Heh. A few years ago I got a new manager at work. So I was standing around with everybody else at the conveyor line where we unload product from the truck, and he makes the rounds introducing himself - though I don't notice till he gets to me. So he goes "Hey there, I'm X, nice to meet you!" and I go "Cool, nice to meet you too!" and he walks off. Ten seconds later I'm like "Oh shit! I forgot to introduce myself!" and run after him while the guys around me laugh "yeah that's why he looked so confused". (I didn't even notice he was confused).
Also that exact same thing in the comic happens to me constantly...it's hard to remember when you're supposed to make socially-appropriate gestures, and exactly what gesture to pair with a particular gesture.
With enough self-training and perception, one can pick up on...well, at least some subtle cues. As Brun stated, she was able to read what was going on with Clinton at the time, since he made enough outward signs and speech implications for her to parse through. But even a little masking can make it far harder to figure out.

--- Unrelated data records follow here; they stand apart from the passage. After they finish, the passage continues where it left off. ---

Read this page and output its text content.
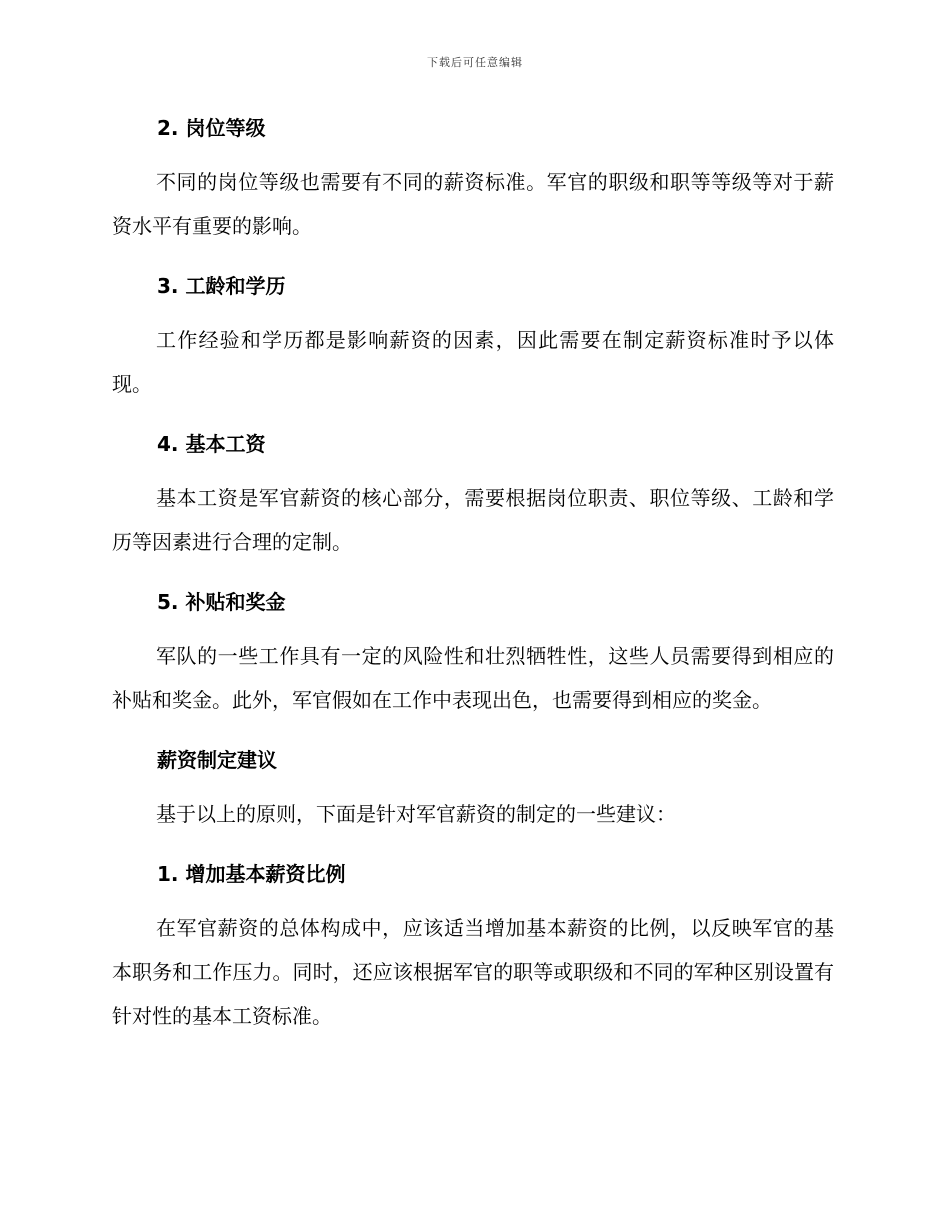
下载后可任意编辑
2. 岗位等级

不同的岗位等级也需要有不同的薪资标准。军官的职级和职等等级等对于薪资水平有重要的影响。

3. 工龄和学历

工作经验和学历都是影响薪资的因素，因此需要在制定薪资标准时予以体现。

4. 基本工资

基本工资是军官薪资的核心部分，需要根据岗位职责、职位等级、工龄和学历等因素进行合理的定制。

5. 补贴和奖金

军队的一些工作具有一定的风险性和壮烈牺牲性，这些人员需要得到相应的补贴和奖金。此外，军官假如在工作中表现出色，也需要得到相应的奖金。

薪资制定建议

基于以上的原则，下面是针对军官薪资的制定的一些建议：

1. 增加基本薪资比例

在军官薪资的总体构成中，应该适当增加基本薪资的比例，以反映军官的基本职务和工作压力。同时，还应该根据军官的职等或职级和不同的军种区别设置有针对性的基本工资标准。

And she also picked up on Clinton's subtle condescension in panel 3. I think she also picked up that it wasn't intentional; he was trying to be nice - so she firmly but gently corrected him. If he was being intentionally condescending I'd expect a response more along the line of "I see. So you think I'm stupid." and disengage. As for Clinton, he's trying to be nice, but doing it in a way that NT people stereotypically do - he's essentially saying "Nah, you aren't broken, remember that one time you did the thing just fine? You're really fine as anybody else." This both denies aspects of herself that she KNOWS about herself, difficulties that she KNOWS she has, and implies that having them makes her less-than; that the standard - the "normalcy" - is neurotypical.
Which is something that I think the autistic community pushes back on - you can understand that as "differently abled" rather than "disabled". All that said...sigh...it's nice that this is a comic, because in real life, even if a person isn't explicitly bigoted against autistic people...well, there's a lot of subtle social cues, from gestures, facial expressions, tone of voice, to even the information-light "conversation about the conversation itself" way they speak that...if you're just not any good at hitting those notes, people will read you as "off", or "retarded", or just not someone they really have any interest in bothering with. Humans evolved to be social animals, after all - you gotta do the social thing right to really be included in anything.